I am a five-letter word.
M.O.M.M.Y.
I’m not sure what you thought I meant.
I as mommy look different than you as mommy,
It’s not good or bad.
It’s different.
No mother is perfect.
Walk a mile in my shoes,
I’ll drive a mile in your minivan,
and we can meet somewhere in the middle
and quickly learn
that we all birth replicas of our hearts.
They lay in our arms,
Crawl on our floors,
Run through our homes.
Yes, we birth tiny versions of love,
and that is common ground.
Over our swelling hearts we prayed.
In labor we cried out to God.
Through scrapped knees, snotty retorts and missed curfews,
we implore Jesus to help.
So when we walk the aisles of our stores,
and trek through the halls of our schools,
and sit under the roof of this Church,
let us not compare our labels to other women,
since the only thing we know
for certain
is that we serve Jesus and are called according to His purposes.
There is another word.
Not a good one like “mommy.”
It’s four letters.
It stings like the wasp that got me the day I grabbed the hose too fast.
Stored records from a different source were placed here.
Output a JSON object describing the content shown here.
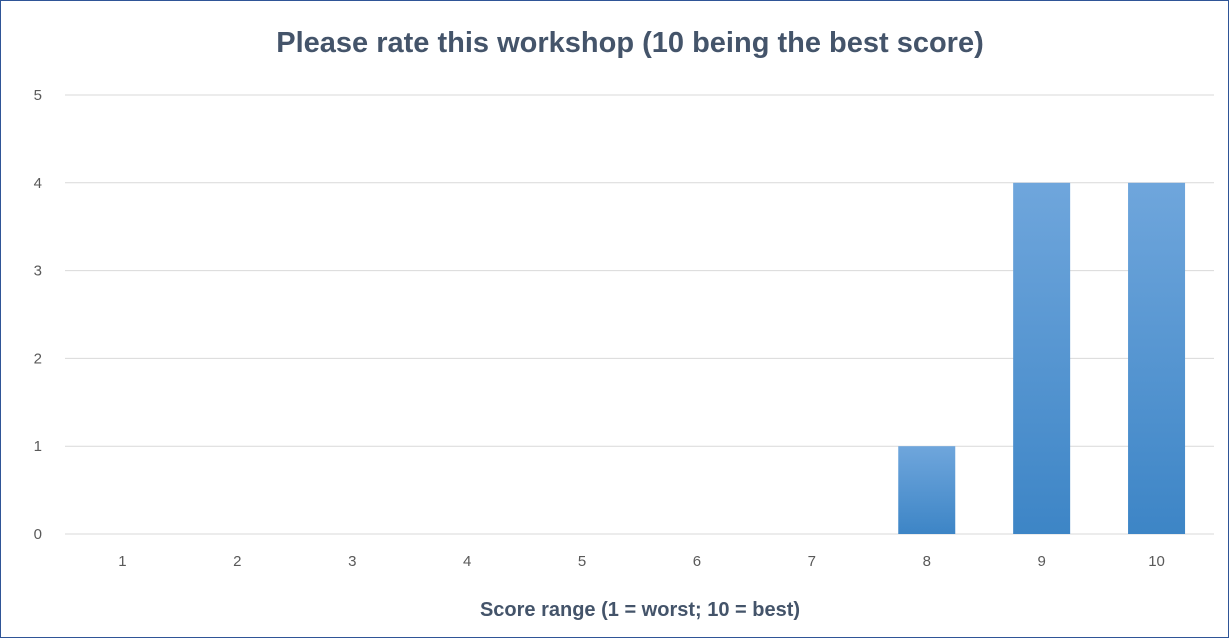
{
  "chart_data": {
    "type": "bar",
    "title": "Please rate this workshop (10 being the best score)",
    "xlabel": "Score range (1 = worst; 10 = best)",
    "ylabel": "",
    "categories": [
      "1",
      "2",
      "3",
      "4",
      "5",
      "6",
      "7",
      "8",
      "9",
      "10"
    ],
    "values": [
      0,
      0,
      0,
      0,
      0,
      0,
      0,
      1,
      4,
      4
    ],
    "ylim": [
      0,
      5
    ],
    "yticks": [
      "0",
      "1",
      "2",
      "3",
      "4",
      "5"
    ],
    "grid": true,
    "legend": "none",
    "colors": {
      "bar_top": "#6fa6dc",
      "bar_bottom": "#3d85c6",
      "grid": "#d9d9d9",
      "border": "#2f5597"
    }
  }
}
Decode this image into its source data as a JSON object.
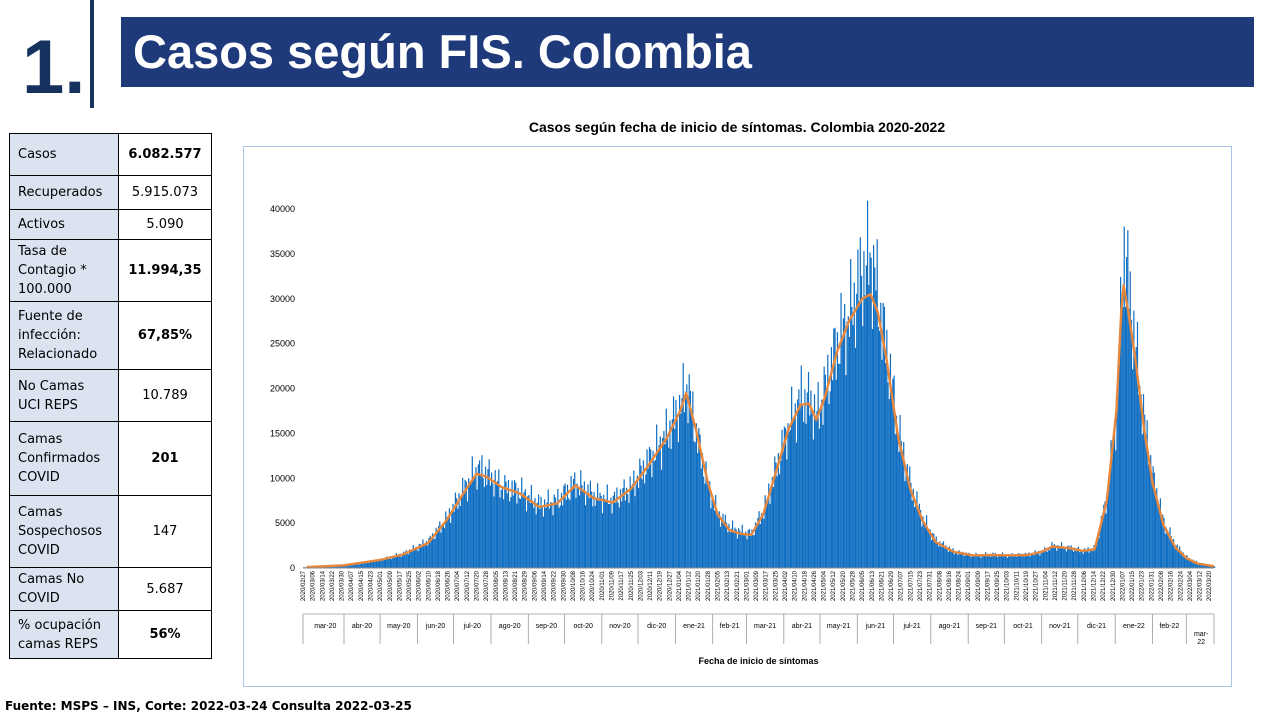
{
  "slide": {
    "number": "1.",
    "title": "Casos según FIS. Colombia"
  },
  "stats": [
    {
      "label": "Casos",
      "value": "6.082.577",
      "bold": true
    },
    {
      "label": "Recuperados",
      "value": "5.915.073",
      "bold": false
    },
    {
      "label": "Activos",
      "value": "5.090",
      "bold": false
    },
    {
      "label": "Tasa de Contagio * 100.000",
      "value": "11.994,35",
      "bold": true
    },
    {
      "label": "Fuente de infección: Relacionado",
      "value": "67,85%",
      "bold": true
    },
    {
      "label": "No Camas UCI REPS",
      "value": "10.789",
      "bold": false
    },
    {
      "label": "Camas Confirmados COVID",
      "value": "201",
      "bold": true
    },
    {
      "label": "Camas Sospechosos COVID",
      "value": "147",
      "bold": false
    },
    {
      "label": "Camas No COVID",
      "value": "5.687",
      "bold": false
    },
    {
      "label": "% ocupación camas REPS",
      "value": "56%",
      "bold": true
    }
  ],
  "footer": "Fuente: MSPS – INS, Corte: 2022-03-24 Consulta 2022-03-25",
  "colors": {
    "bars": "#0f6ec2",
    "line": "#e8873b",
    "title_band": "#1f3a7a",
    "label_cells": "#dbe3f1"
  },
  "chart_data": {
    "type": "bar",
    "title": "Casos según fecha de inicio de síntomas. Colombia 2020-2022",
    "xlabel": "Fecha de inicio de síntomas",
    "ylabel": "",
    "ylim": [
      0,
      40000
    ],
    "yticks": [
      0,
      5000,
      10000,
      15000,
      20000,
      25000,
      30000,
      35000,
      40000
    ],
    "grid": false,
    "legend": "none",
    "date_range": [
      "2020-02-27",
      "2022-03-24"
    ],
    "tick_dates": [
      "2020/02/27",
      "2020/03/06",
      "2020/03/14",
      "2020/03/22",
      "2020/03/30",
      "2020/04/07",
      "2020/04/15",
      "2020/04/23",
      "2020/05/01",
      "2020/05/09",
      "2020/05/17",
      "2020/05/25",
      "2020/06/02",
      "2020/06/10",
      "2020/06/18",
      "2020/06/26",
      "2020/07/04",
      "2020/07/12",
      "2020/07/20",
      "2020/07/28",
      "2020/08/05",
      "2020/08/13",
      "2020/08/21",
      "2020/08/29",
      "2020/09/06",
      "2020/09/14",
      "2020/09/22",
      "2020/09/30",
      "2020/10/08",
      "2020/10/16",
      "2020/10/24",
      "2020/11/01",
      "2020/11/09",
      "2020/11/17",
      "2020/11/25",
      "2020/12/03",
      "2020/12/11",
      "2020/12/19",
      "2020/12/27",
      "2021/01/04",
      "2021/01/12",
      "2021/01/20",
      "2021/01/28",
      "2021/02/05",
      "2021/02/13",
      "2021/02/21",
      "2021/03/01",
      "2021/03/09",
      "2021/03/17",
      "2021/03/25",
      "2021/04/02",
      "2021/04/10",
      "2021/04/18",
      "2021/04/26",
      "2021/05/04",
      "2021/05/12",
      "2021/05/20",
      "2021/05/28",
      "2021/06/05",
      "2021/06/13",
      "2021/06/21",
      "2021/06/29",
      "2021/07/07",
      "2021/07/15",
      "2021/07/23",
      "2021/07/31",
      "2021/08/08",
      "2021/08/16",
      "2021/08/24",
      "2021/09/01",
      "2021/09/09",
      "2021/09/17",
      "2021/09/25",
      "2021/10/03",
      "2021/10/11",
      "2021/10/19",
      "2021/10/27",
      "2021/11/04",
      "2021/11/12",
      "2021/11/20",
      "2021/11/28",
      "2021/12/06",
      "2021/12/14",
      "2021/12/22",
      "2021/12/30",
      "2022/01/07",
      "2022/01/15",
      "2022/01/23",
      "2022/01/31",
      "2022/02/08",
      "2022/02/16",
      "2022/02/24",
      "2022/03/04",
      "2022/03/12",
      "2022/03/20"
    ],
    "months": [
      "mar-20",
      "abr-20",
      "may-20",
      "jun-20",
      "jul-20",
      "ago-20",
      "sep-20",
      "oct-20",
      "nov-20",
      "dic-20",
      "ene-21",
      "feb-21",
      "mar-21",
      "abr-21",
      "may-21",
      "jun-21",
      "jul-21",
      "ago-21",
      "sep-21",
      "oct-21",
      "nov-21",
      "dic-21",
      "ene-22",
      "feb-22",
      "mar-22"
    ],
    "series": [
      {
        "kind": "bars",
        "x": [
          "2020-03-01",
          "2020-04-01",
          "2020-05-01",
          "2020-05-20",
          "2020-06-10",
          "2020-06-25",
          "2020-07-10",
          "2020-07-20",
          "2020-07-28",
          "2020-08-10",
          "2020-08-25",
          "2020-09-10",
          "2020-09-25",
          "2020-10-10",
          "2020-10-25",
          "2020-11-10",
          "2020-11-25",
          "2020-12-10",
          "2020-12-25",
          "2021-01-05",
          "2021-01-10",
          "2021-01-18",
          "2021-01-28",
          "2021-02-05",
          "2021-02-15",
          "2021-02-25",
          "2021-03-05",
          "2021-03-15",
          "2021-03-25",
          "2021-04-05",
          "2021-04-15",
          "2021-04-22",
          "2021-04-28",
          "2021-05-05",
          "2021-05-15",
          "2021-05-25",
          "2021-06-05",
          "2021-06-12",
          "2021-06-18",
          "2021-06-25",
          "2021-07-05",
          "2021-07-15",
          "2021-07-25",
          "2021-08-05",
          "2021-08-20",
          "2021-09-05",
          "2021-09-20",
          "2021-10-05",
          "2021-10-20",
          "2021-11-01",
          "2021-11-10",
          "2021-11-25",
          "2021-12-05",
          "2021-12-15",
          "2021-12-25",
          "2022-01-02",
          "2022-01-06",
          "2022-01-08",
          "2022-01-12",
          "2022-01-18",
          "2022-01-25",
          "2022-02-01",
          "2022-02-10",
          "2022-02-20",
          "2022-03-01",
          "2022-03-10",
          "2022-03-24"
        ],
        "values": [
          80,
          200,
          900,
          1600,
          3000,
          5500,
          9000,
          11000,
          10500,
          9000,
          8500,
          7000,
          7500,
          9500,
          8000,
          7500,
          9000,
          12000,
          15000,
          18000,
          20500,
          15000,
          9000,
          6000,
          4500,
          4000,
          3800,
          6500,
          11000,
          16000,
          19000,
          18500,
          17000,
          20000,
          25000,
          28000,
          33000,
          34500,
          30000,
          24000,
          15000,
          9000,
          5500,
          3000,
          1800,
          1400,
          1500,
          1400,
          1500,
          1800,
          2500,
          2200,
          1900,
          2200,
          8000,
          18000,
          30000,
          36000,
          31000,
          24000,
          16000,
          10000,
          5000,
          2500,
          1200,
          600,
          200
        ]
      },
      {
        "kind": "line",
        "x": [
          "2020-03-01",
          "2020-04-01",
          "2020-05-01",
          "2020-05-20",
          "2020-06-10",
          "2020-06-25",
          "2020-07-10",
          "2020-07-20",
          "2020-07-28",
          "2020-08-10",
          "2020-08-25",
          "2020-09-10",
          "2020-09-25",
          "2020-10-10",
          "2020-10-25",
          "2020-11-10",
          "2020-11-25",
          "2020-12-10",
          "2020-12-25",
          "2021-01-05",
          "2021-01-10",
          "2021-01-18",
          "2021-01-28",
          "2021-02-05",
          "2021-02-15",
          "2021-02-25",
          "2021-03-05",
          "2021-03-15",
          "2021-03-25",
          "2021-04-05",
          "2021-04-15",
          "2021-04-22",
          "2021-04-28",
          "2021-05-05",
          "2021-05-15",
          "2021-05-25",
          "2021-06-05",
          "2021-06-12",
          "2021-06-18",
          "2021-06-25",
          "2021-07-05",
          "2021-07-15",
          "2021-07-25",
          "2021-08-05",
          "2021-08-20",
          "2021-09-05",
          "2021-09-20",
          "2021-10-05",
          "2021-10-20",
          "2021-11-01",
          "2021-11-10",
          "2021-11-25",
          "2021-12-05",
          "2021-12-15",
          "2021-12-25",
          "2022-01-02",
          "2022-01-06",
          "2022-01-08",
          "2022-01-12",
          "2022-01-18",
          "2022-01-25",
          "2022-02-01",
          "2022-02-10",
          "2022-02-20",
          "2022-03-01",
          "2022-03-10",
          "2022-03-24"
        ],
        "values": [
          100,
          300,
          900,
          1500,
          2800,
          5300,
          8500,
          10500,
          10200,
          9000,
          8300,
          6800,
          7200,
          9200,
          7800,
          7300,
          8800,
          11500,
          14500,
          17500,
          19500,
          15500,
          9500,
          6000,
          4200,
          3800,
          3700,
          6000,
          10500,
          15500,
          18200,
          18300,
          16500,
          19000,
          24000,
          27500,
          30000,
          30500,
          28500,
          23500,
          14500,
          8800,
          5300,
          2900,
          1800,
          1400,
          1450,
          1400,
          1450,
          1800,
          2400,
          2200,
          1900,
          2100,
          7500,
          17500,
          28500,
          31500,
          28500,
          23000,
          15500,
          9500,
          4800,
          2300,
          1100,
          500,
          200
        ]
      }
    ]
  }
}
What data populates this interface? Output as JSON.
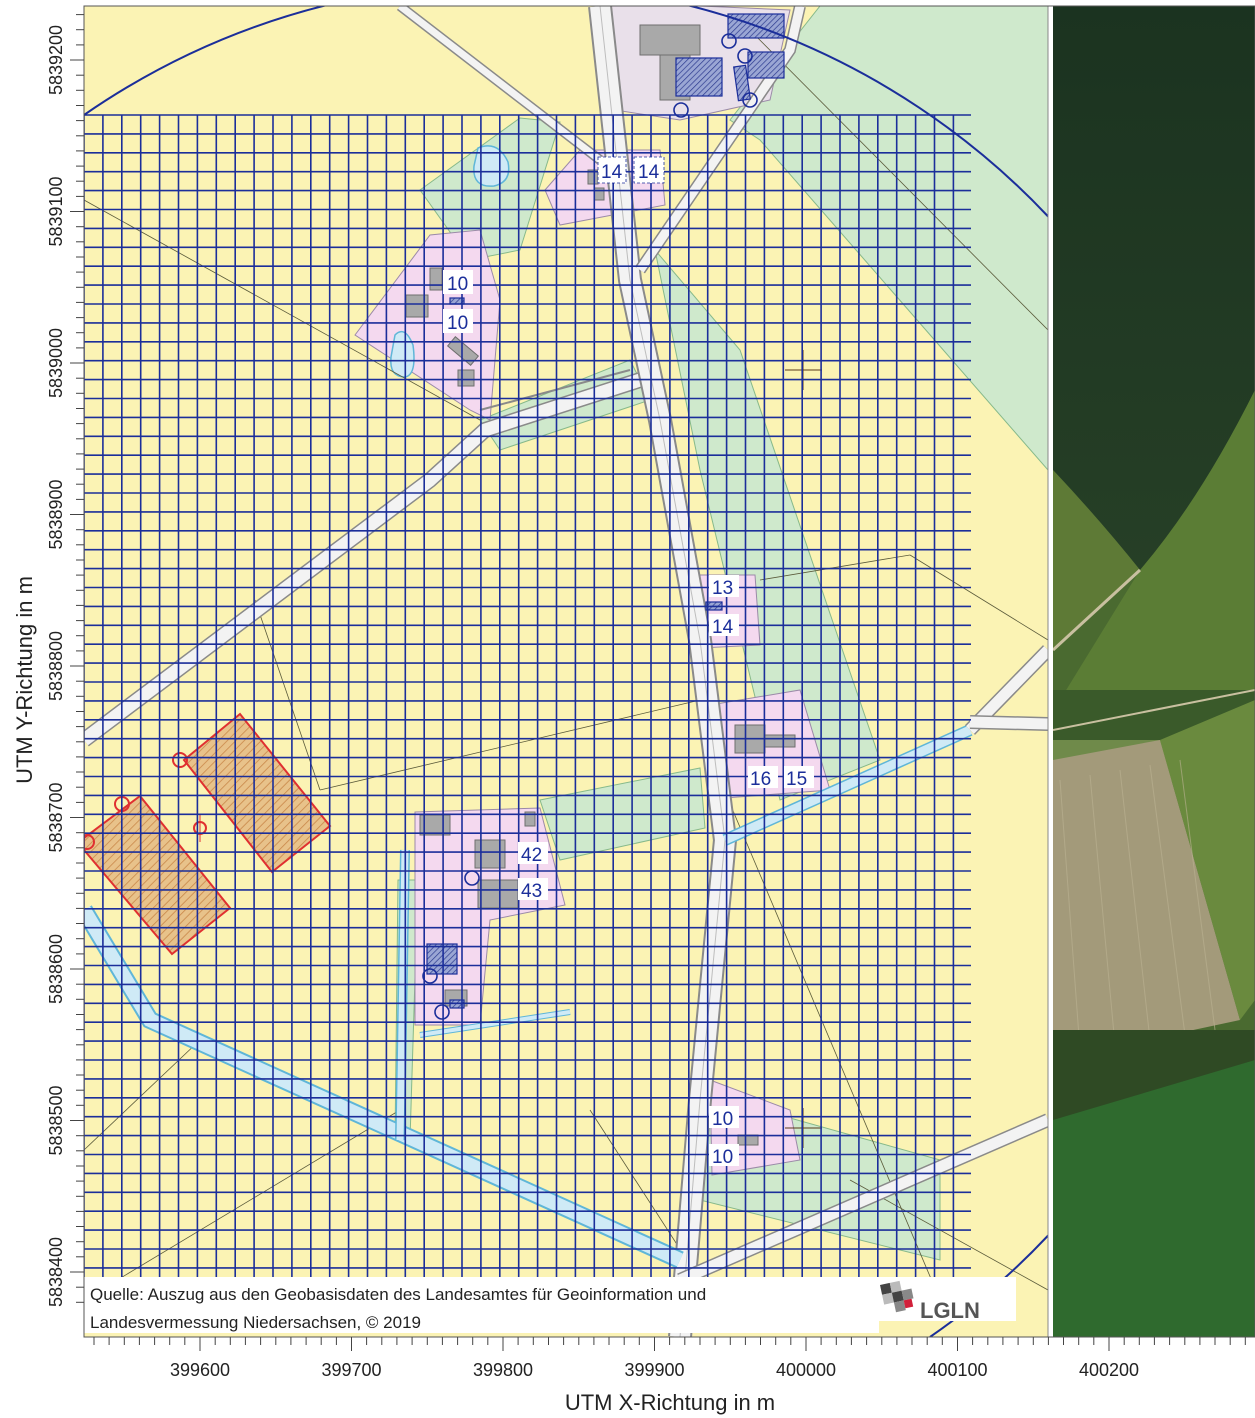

It stings me, right here, every single time.
It’s how I introduce myself,
describe myself.
It’s the reflection I see in a sink full of dirty dish water,
how I define myself when I look into the eyes of my sons and my daughters.
It’s four letters.
J.U.S.T.
I am just a wife.
I just take care of the house.
I don’t work, I just serve at the church.
I am just a mother.
That lie digs deep.
It steals our joy,
and preys on our insecurities.
We are more than just.
So much more.
We are His workmanship.
His chosen ones.
His children.
Tiny replicas of His love.
The sheep of His pasture.
We all gather and kneel at His altars.
We are His.
He owns me and I am totally okay with that.
Also, we are broken.
Hairlines and fault lines and heartache.
Tokens of past mistakes that cause us
to pluck the strings of our hearts
like guitars
and sound a mournful tune of errors made.
So I ask:
How has evilness wrapped its hand around your throat?
What’s your label?
What do you see
as your identity
that makes it so hard to breathe?
A drunk? a user? a cheater? a liar?
A bad wife? Just an okay mother?
Too heavy? Too ugly? Too dumb?
Just so you know,
those are lies.
Every single one.
Forget just.
It’s in the past.
Our past mistakes aren’t even a part of the story reel
that plays today.
If anyone is in Christ, he is a new creation.
The old has passed away.
We should count ourselves blessed to have friends
who will remind us of that everyday.
So you can stop calling to mind the former things,
or ponder things of the past.
We’re called to let it go,
lay it down.
Not lay it down while you’re wrapped up in it like a blanket.
It’s more like, burn it and run.
Christ is our defender
and tomorrow’s freedom
will only come from today’s surrender.
We are broken,
but our God, our Potter, He makes us whole.
Sometimes He takes us to a place of brokenness
to perfect His work in us.
At His wheel He shapes and creates.
In wombs He knits.
Were created in His likeness.
Oh yes, there are times we feel battered and are left bleeding,
but we are worth more than
the lies.
The lies that say we’re just….insert something here.
But now, O Lord, You are our Father. We are the clay and You are our Potter
and all of us are the work of Your hand.
He designed us to live wholly, without cracks that slice through and leave
pain in their wake.
In the trials that hurt, we have to see God in the mending.
But the wheels come off and
We forget
That our identity is in Christ.
We drown in the comparisons,
putting the focus on our differences
instead of seeing them for what they are.
They are God’s fingerprints.
We are all loved and pursued by Him
Equally.
A new four-letter word.
Free.
It’s on the parchment.
It was for freedom that Christ set us free
so stand firm
against the enemy’s schemes.
Do not let evilness
tell you that you are not good enough.
Do not let the world set your standard
for attractiveness.
Do. Not. Conform.
Be rebellious against the enemy.
It’s his fist that
beats us down,
but our names are inscribed on the hands
of the One who wears the crown.
And I get it.
Life can be boring.
Laundry and homework and meals and toilets.
Just hear this,
the days are long but the years are short.
Until our tiny heart replicas march off on their own adventures,
they are our adventures.
They are our tears of joy and the reason we cry,
“I love you!”
and
“Knock it off!”
in the same day.
We should see them through the eyes of that friend
who always says,
“Seriously, you have good kids.”
They’re a gift.
We are their mothers.
We should all seek to see that truth reflected
in the eyes of our sons and our daughters.